Speaking about Internet censorship, I would immediately like to clarify that censorship by itself is not bad. It bears in itself more of a blessing than harm. Like many other people, I do not want a hostile neighbor to go on the Internet and anonymously order my murder, or get another neighbor involved in ISIS operations and arrange jihad in my city. To avoid this, some countries block dangerous web resources.
But abuse of censorship, when the authorities use this tool to restrict your freedom and rights, is a real threat.
Let me give an example of my own vision of the abuse of censorship. At the end of 2017, protest actions were held in Iran, the main reason for which was dissatisfaction with high prices. To suppress the protests, the authorities blocked the Telegram messenger.
Telegram is the main messenger for Iranians, many make money with it, for many Telegram is a corporate messenger, for most it is the main means of communication with friends and relatives. Such rough action was costly for residents who are not able to bypass the lock. In fact, the most important communication channel was paralyzed.
Decisive actions to restrict online users during political protests in the East is common. For example, in 2011, during the protests in Egypt, the Internet was completely turned off. But doing so, the authorities missed the main point: the lack of Internet provoked people to go out of the houses and fill the streets that eventually led to the overthrow of President Hosni Mubarak.
A complete shutdown of the Internet is a special case, which cannot be circumvented by software. Another thing is the restriction of access to specific websites. There are two main ways to implement blocking: by IP address and via DNS.
When you type weather.com in your browser the data you enter is just a domain name. The site is hosted on the server, and the real address of the site is the IP address. But since it is more convenient for users to enter weather.com, rather than, for example, 188.8.131.52, they have come up with a domain name system.
Its essence is very simple: there are root DNS servers that know which domain name corresponds to which IP address. Local DNS servers that receive information from root servers. For example, your Internet service provider has a local DNS server. When you enter google.com in the address bar of your browser, your computer accesses the provider’s DNS server with the question “What IP address corresponds the name – google.com?” If this site is blocked, the provider’s DNS server will return a response with the IP address of the page with information about blocking the site based on the request of the authorities.
Such censorship can be bypassed by simply replacing a DNS server, for example, with a Google DNS server or using a VPN, where, as a rule, the DNS server specified in the VPN settings is used.
IP address blocking
When your computer receives information from the DNS server about the IP address of the requested site, it begins to exchange information with it, which, when converted by your browser, displays the site to you.
All requests from your computer go through the ISP and can be blocked by it. The most interesting thing is that there can be several sites using the same IP-address, and all of them will be blocked. And there have been quite a few such cases.
Counteraction to such an attack is Internet traffic proxying. This could be VPN, Tor, proxy, SSH, as long as the server through which you go online is in another country\jurisdiction.
Many people believe that this helps to completely bypass all blocks. In fact, connecting through a remote server, such as a VPN, you may fall under the restrictions of local providers, such as German if your output server is located in Germany.

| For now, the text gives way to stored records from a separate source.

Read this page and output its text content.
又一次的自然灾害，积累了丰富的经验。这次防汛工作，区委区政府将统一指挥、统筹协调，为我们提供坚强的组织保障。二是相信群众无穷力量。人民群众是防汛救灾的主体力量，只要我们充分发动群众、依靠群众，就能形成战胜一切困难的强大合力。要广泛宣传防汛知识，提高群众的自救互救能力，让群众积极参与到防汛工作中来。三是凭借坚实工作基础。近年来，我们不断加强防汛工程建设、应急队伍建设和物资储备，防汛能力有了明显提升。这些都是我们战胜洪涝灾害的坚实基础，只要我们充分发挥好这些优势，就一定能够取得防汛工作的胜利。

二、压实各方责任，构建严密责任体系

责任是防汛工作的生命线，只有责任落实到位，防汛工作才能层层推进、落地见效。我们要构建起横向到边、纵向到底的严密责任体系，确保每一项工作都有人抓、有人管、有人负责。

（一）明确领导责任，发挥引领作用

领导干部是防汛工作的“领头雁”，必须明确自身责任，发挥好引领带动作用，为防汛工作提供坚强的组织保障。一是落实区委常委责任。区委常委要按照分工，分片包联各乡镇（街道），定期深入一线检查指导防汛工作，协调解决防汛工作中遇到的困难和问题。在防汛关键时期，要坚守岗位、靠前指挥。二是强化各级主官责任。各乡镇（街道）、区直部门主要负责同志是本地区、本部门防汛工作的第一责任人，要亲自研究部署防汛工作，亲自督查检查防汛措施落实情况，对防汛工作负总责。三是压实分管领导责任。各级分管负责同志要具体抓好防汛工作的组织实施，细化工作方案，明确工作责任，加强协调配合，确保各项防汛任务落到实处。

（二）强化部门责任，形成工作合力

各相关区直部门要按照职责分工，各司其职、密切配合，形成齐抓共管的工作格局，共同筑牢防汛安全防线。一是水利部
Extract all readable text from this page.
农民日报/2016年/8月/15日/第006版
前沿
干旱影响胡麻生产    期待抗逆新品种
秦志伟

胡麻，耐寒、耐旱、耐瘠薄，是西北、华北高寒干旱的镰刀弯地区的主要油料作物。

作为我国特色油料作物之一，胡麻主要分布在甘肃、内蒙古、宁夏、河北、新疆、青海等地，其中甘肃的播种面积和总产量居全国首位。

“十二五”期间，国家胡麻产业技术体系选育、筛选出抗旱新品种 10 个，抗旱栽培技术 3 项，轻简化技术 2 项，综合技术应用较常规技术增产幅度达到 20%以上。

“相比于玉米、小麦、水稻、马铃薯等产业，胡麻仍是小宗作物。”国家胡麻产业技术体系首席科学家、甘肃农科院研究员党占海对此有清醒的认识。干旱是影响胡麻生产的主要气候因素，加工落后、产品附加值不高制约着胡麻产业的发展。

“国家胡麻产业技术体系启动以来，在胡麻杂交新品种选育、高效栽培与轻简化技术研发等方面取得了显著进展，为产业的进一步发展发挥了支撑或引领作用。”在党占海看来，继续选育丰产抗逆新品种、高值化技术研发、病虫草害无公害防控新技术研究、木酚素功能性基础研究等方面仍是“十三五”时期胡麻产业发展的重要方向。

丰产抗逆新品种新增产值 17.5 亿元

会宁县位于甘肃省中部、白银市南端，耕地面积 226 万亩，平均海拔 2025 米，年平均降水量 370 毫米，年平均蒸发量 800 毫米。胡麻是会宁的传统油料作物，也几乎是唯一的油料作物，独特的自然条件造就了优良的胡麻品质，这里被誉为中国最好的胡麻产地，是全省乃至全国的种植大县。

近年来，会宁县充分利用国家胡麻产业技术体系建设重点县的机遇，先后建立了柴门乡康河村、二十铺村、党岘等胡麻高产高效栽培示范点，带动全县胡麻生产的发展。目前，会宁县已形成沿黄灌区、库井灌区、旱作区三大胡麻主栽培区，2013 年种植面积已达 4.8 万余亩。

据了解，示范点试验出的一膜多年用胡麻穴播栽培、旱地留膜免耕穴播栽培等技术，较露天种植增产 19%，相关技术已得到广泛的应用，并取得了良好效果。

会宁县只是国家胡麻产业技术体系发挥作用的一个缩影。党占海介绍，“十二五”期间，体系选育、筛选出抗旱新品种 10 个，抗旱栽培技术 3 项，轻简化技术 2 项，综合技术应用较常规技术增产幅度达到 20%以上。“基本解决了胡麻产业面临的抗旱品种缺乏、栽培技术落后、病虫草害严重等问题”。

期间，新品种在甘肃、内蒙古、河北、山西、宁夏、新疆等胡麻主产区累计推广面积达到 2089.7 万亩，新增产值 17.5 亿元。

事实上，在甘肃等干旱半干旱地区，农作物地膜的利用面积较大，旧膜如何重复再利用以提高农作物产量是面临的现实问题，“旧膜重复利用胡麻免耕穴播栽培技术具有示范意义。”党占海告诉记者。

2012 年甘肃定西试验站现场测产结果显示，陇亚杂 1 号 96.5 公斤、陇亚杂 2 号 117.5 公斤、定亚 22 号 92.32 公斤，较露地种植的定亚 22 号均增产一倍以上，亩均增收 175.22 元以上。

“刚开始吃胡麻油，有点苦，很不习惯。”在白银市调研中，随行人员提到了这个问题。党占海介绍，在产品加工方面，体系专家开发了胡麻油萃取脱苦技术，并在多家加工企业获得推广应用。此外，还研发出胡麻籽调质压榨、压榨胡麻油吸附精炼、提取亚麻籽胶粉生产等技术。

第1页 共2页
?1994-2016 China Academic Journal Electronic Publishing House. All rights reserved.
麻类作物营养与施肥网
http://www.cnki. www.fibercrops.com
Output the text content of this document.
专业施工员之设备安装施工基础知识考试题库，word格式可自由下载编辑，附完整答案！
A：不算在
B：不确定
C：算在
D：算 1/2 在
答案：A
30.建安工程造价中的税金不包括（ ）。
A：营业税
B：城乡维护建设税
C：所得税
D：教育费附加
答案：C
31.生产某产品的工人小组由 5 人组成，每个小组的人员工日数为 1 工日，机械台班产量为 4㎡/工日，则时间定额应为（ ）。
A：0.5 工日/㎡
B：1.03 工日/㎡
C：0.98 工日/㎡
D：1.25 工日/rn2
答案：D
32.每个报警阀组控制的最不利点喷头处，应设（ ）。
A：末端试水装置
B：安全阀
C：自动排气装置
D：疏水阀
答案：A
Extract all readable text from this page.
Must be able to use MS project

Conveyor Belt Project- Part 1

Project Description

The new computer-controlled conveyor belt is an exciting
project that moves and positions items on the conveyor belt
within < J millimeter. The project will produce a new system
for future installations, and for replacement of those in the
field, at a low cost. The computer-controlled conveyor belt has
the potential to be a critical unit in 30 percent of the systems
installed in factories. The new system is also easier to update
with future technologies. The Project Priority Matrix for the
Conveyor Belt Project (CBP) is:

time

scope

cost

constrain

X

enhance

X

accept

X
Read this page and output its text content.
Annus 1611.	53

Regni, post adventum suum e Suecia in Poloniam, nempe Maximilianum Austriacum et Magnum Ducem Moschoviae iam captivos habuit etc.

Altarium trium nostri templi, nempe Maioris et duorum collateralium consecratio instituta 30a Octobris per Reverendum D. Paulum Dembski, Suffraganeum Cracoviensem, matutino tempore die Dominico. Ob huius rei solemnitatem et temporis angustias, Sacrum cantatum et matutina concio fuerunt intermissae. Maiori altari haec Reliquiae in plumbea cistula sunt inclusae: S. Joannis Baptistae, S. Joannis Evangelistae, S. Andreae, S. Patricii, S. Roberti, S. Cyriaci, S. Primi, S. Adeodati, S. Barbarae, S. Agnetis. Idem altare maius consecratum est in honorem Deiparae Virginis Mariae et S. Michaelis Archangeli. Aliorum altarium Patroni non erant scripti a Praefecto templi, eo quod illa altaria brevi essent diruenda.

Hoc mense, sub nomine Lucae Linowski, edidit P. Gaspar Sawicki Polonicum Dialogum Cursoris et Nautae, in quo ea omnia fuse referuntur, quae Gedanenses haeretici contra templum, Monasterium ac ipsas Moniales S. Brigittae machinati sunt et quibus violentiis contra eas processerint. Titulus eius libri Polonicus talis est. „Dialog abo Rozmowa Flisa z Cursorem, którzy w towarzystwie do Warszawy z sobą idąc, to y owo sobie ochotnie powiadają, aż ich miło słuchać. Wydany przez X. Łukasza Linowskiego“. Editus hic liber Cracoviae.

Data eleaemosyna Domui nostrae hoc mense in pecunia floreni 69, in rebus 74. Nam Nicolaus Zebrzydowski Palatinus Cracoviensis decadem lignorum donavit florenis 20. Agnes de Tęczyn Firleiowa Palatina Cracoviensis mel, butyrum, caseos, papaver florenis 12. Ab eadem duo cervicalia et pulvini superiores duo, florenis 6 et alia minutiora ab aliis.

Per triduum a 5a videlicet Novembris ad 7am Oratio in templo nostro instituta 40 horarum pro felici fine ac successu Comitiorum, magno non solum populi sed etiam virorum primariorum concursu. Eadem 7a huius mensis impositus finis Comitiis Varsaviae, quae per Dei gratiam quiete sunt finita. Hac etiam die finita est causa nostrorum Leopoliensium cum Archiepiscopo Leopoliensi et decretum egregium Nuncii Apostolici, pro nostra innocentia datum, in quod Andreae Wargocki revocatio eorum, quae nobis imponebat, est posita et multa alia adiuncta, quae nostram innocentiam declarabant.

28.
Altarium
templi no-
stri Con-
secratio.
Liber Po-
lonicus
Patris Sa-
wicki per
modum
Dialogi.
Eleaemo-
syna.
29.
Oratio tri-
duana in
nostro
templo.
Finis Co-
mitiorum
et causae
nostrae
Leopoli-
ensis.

Methods of blocking applications
When dealing with applications, such as messengers, everything happens in a similar way as in the case of websites. To work the messenger must contact the command and control server. Blocking may occur at the stage of initial connection. For example in Russia, when trying to block the IP addresses used by Telegram the authorities blocked more than 18 million IP addresses including those of Google, Amazon, Microsoft, etc. This action disrupted the work of many big companies, such as EA Games, Battle.net, Steam, Evernote, Gett, Spotify, etc.
Sometimes blocking by ports is performed. Each program that needs access to the network uses a port to connect to the network. For example, TeamViewer uses port 5938. If you block Internet traffic on these ports, the application will not be able to connect to the server.
This is usually practiced on the local. For example, at my previous place of work, the system administrator blocked port 5190, which was used at that time by the popular messenger. Blocking the port did not allow employees to use ICQ at work.
Many modern applications protect themselves from blocking by port. For example, if TeamViewer fails to establish a connection through port 5938, it will start to connect through ports 443 and 80 (they cannot be blocked as they are needed for working with websites).
Some applications provide the ability to specify a proxy server for connection or set the port independently.
When dealing with mobile applications, there is another method of blocking – contacting the App Store and Google Play. The application can be removed from the store and even forcibly blocked on users’ devices based on the request of the authorities. In China, a lot of applications were blocked this way, including VPN service applications, and even the New York Times application.
How to deal with such censorship?
To combat such censorship, you should jailbreak your device or install the application yourself. In the case of Android, you can download the application from an alternative app store. There is an alternative way to bypass the block – change your region in the settings. But this method does not always work: in China, the authorities are actively fighting this.
Censorship authorities constantly fight with all invented means of circumventing restrictions. The ports used during the VPN connection can be blocked, traffic can be analyzed for the use of the VPN and blocked too, eventually, they can block sites offering VPN services or instructions for circumventing geo blocking.